Jack Wilson, president of Syracuse University’s Graduate Student Organization, spoke about the elimination of Section 117(d) of the tax code. That section does not count tuition remission — waivers universities grant to graduate student employees to help pay tuition — as taxable income.

Eliminating the section would cost graduate students thousands of dollars, Wilson said. Graduate students could be forced to pay an upward of $30,000 in additional taxes annually on money they never technically received, he said.

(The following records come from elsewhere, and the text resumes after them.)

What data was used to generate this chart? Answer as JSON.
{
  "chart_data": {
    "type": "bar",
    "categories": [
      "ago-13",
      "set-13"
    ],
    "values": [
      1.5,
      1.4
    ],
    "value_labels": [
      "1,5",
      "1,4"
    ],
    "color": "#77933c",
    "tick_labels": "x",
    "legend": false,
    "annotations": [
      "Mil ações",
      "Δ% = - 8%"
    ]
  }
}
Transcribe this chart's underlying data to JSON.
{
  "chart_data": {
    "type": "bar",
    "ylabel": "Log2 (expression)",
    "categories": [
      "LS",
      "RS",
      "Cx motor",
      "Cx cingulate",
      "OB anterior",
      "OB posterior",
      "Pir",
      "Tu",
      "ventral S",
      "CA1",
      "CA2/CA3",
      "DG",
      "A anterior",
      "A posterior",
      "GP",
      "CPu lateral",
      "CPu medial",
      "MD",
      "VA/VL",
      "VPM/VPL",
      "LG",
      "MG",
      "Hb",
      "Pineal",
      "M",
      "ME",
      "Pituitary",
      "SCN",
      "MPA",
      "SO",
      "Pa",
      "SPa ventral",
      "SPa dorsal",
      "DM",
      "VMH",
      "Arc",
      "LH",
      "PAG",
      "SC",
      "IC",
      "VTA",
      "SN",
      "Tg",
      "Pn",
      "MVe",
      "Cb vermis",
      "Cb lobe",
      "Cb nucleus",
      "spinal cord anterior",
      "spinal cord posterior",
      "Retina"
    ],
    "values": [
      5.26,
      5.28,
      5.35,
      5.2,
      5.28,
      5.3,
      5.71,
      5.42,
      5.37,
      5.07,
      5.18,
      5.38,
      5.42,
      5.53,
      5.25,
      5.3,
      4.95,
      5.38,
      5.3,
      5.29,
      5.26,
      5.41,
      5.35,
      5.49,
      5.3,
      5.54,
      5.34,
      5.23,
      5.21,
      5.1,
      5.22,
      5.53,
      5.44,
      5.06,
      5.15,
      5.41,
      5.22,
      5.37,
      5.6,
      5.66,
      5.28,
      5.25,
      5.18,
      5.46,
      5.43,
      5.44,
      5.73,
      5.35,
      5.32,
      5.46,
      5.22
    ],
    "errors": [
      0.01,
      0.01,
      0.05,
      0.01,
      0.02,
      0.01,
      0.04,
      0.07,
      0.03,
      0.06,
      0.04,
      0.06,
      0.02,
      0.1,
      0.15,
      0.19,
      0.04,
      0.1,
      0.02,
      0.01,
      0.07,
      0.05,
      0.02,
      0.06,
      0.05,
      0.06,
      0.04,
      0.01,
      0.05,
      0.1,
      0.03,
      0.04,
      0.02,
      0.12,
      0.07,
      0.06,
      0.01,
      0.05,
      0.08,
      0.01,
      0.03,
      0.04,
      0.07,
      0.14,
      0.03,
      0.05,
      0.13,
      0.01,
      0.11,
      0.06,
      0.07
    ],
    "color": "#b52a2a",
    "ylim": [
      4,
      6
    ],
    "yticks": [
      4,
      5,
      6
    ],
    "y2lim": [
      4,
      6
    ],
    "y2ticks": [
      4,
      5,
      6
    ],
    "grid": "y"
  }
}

Several other prominent local officials attended the forum: New York state Assemblywoman Pamela Hunter; Onondaga County Legislator Peggy Chase; Common Councilor Susan Boyle; President-Elect Helen Hudson and At- Large Councilor Steven Thompson; Syracuse City School District Commissioner Katie Sojewicz and Town of DeWitt Board Member Kerin Rigney.

Hudson addressed the crowd near the end of the town hall. Hudson texted Katko before the House vote on the tax bill, she said, urging him to vote against the plan. She called him “out of touch” with the 24th Congressional District.

“All of this is being done to keep poor people poor,” Hudson said. “Because the 1 percent, they don’t value you and they don’t value me. They value your vote at the ballot, they value coming in and telling you what they think you want to hear. But if they have their way we, as a country, we’re headed in the wrong direction.”

This post has been updated with additional reporting.